LossMetrics.accumulate() clashes with Learner.get_preds()

dom_miketa · February 24, 2021, 12:05pm

I found this issue while calling Interpretation.from_learner(learn) but AFAICT it appears anytime Learner.get_preds() is called if its metrics also include LossMetrics, coupled with a custom loss that has a reduction attribute*.

*Unless the partial loss attributes in the custom loss object are treated in just the right way – see below.

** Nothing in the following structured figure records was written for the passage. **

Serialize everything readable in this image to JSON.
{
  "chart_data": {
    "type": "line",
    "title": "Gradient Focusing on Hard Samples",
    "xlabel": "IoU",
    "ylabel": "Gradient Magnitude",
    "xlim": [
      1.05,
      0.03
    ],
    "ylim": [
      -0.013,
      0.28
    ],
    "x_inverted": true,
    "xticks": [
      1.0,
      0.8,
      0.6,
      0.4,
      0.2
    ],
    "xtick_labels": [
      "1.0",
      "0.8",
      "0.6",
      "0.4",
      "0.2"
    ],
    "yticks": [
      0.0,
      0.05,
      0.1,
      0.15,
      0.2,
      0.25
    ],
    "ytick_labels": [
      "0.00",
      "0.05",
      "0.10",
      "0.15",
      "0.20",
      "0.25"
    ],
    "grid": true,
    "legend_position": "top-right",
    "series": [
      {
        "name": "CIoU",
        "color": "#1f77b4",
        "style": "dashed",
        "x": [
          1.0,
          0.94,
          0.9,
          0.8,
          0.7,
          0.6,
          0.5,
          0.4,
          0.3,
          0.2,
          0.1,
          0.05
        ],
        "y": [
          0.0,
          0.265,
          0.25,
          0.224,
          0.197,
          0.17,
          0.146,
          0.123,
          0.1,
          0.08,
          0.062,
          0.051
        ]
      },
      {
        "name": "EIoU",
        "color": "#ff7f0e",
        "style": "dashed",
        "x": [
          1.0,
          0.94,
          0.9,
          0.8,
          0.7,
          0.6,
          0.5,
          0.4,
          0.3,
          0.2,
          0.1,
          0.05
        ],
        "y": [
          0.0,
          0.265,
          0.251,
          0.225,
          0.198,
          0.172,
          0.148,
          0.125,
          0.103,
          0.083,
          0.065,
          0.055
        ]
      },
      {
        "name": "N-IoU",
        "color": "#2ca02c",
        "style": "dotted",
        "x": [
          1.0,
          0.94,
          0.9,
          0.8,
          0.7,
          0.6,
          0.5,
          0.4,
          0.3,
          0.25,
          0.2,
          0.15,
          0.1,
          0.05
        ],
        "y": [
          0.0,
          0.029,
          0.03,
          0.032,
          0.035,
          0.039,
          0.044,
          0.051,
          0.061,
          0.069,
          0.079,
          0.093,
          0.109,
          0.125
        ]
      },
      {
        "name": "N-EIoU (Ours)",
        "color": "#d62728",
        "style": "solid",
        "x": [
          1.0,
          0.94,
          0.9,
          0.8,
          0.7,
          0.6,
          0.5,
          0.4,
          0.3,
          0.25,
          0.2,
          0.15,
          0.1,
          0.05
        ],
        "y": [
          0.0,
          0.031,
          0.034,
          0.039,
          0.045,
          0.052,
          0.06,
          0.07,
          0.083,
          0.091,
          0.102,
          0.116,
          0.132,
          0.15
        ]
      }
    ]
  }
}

Learner.get_preds() sets up a context manager which disables reductions, leaving losses with shape (bs). That’s great for things like 'Interpretation.top_losses()`.
During the validation run a call is made to LossMetric.accumulate(). This method (it seems to me) simply assumes that the loss has ‘mean’ reduction; that would explain the multiplication by bs. But now if my validation dataset is not exactly divisible by bs, the linked line will try to add up two tensors of different dimensions, one of size bs and the other of the remainder of len(val_ds)/bs.

There are at least two ways to get around this problem.
a. The issue is trivially fixed by overwriting learn.metrics = [], but that’s quite hacky.
b. LossMetrics is there to read attributes of your custom loss function – so if you have two losses, you just save their values as self.loss1 and self.loss2 and add LossMetrics(["loss1", "loss2"]) to your Learner. If you make sure that the saved attributes are always mean-reduced losses (i.e. scalars), everything will work out just fine.